Covid-19 has sparked a startup surge among the youth generation, who were quick to react to changes and trends during the pandemic.
Covid-19 has sparked a startup surge among the youth generation, who were quick to react to changes and trends during the pandemic. (Photo: Shutterstock)

Undeterred by the volatile market, young people seem keen on jumping on board the startup trend, as a majority of more than 20 percent selected entrepreneurship as the ideal industry for their first job.

Although 32 percent of respondents felt that working as a healthcare professional was the most recession-proof occupation, the healthcare sector did not rank among the top three preferred industries. Education was the only recession-proof career on the ranking, coming in second place.

In spite of the severe impact of Covid-19 on tourism, food and beverage (F&B) and hospitality industries, these sectors remained a popular choice among young people, coming in third place.

“As they are grappling with an unprecedented crisis, it is not surprising that most felt that the healthcare industry is somewhat recession-proof but equally, most young people might prefer to start their own businesses and make career choices that allow them to gain better control over their lives and careers,” said Susanne Novotny, Corporate Partnership Manager at SOS Children’s Villages.

Empowering our resilient youth

As young people continue to hunt for jobs in a tough economic environment, more support needs to be provided to alleviate the burden and empower youth in their job search.
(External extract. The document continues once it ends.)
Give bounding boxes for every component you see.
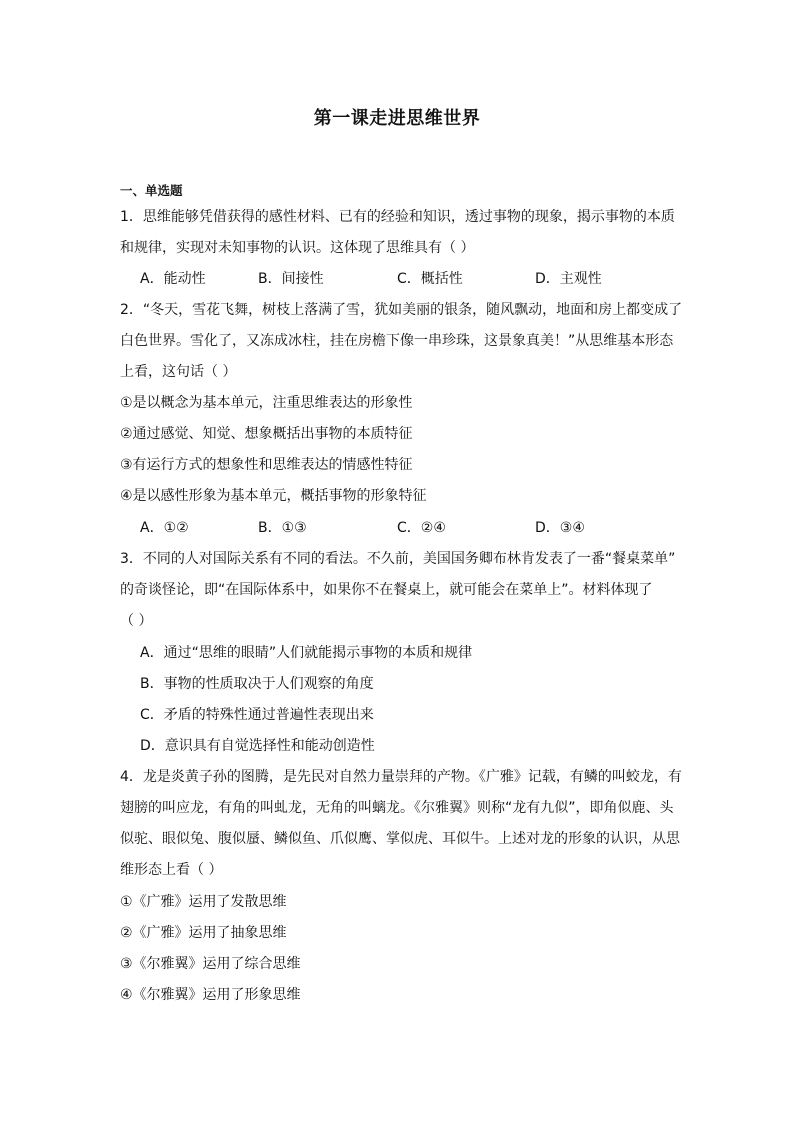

Training sessions are led by DHL volunteers who share their work experiences, too guide young people through a smooth transition from school to the world of work.
Training sessions are led by DHL volunteers who share their work experiences, to guide young people through a smooth transition from school to the world of work.

Over the past decade, the DPDHL GoTeach program has provided mentorship, job skills training, resume writing, internships and organized youth camps for close to 2,500 young people across the region, aiding many young people from disadvantaged socio-economic backgrounds.

DHL celebrates 10th anniversary of partnership with SOS Children’s Villages

Launched in 2011, the partnership has touched the lives of over 760 youth in Vietnam. About 85 percent have since gone on to higher education institutions and secured their first jobs.

The collaboration will be extended for another five years till 2026. Both DHL and SOS Children’s Villages intend to keep tailoring the program to meet the evolving needs of the society and community, as they take into consideration key real-world challenges.

Coping with restrictions due to Covid-19 last year, more than 600 DHL volunteers in Asia Pacific ran several GoTeach initiatives in 2020, albeit virtually.

To date, volunteers from across DPDHL Group in over 60 countries worldwide have contributed their time and effort to working with young people under the program.

In less than four years, Generation Z is expected to make up 27 percent of the global workforce. As uncertainty over the pandemic lingers, these youth need all the help they can get to improve their employment prospects, and make headway into the workforce.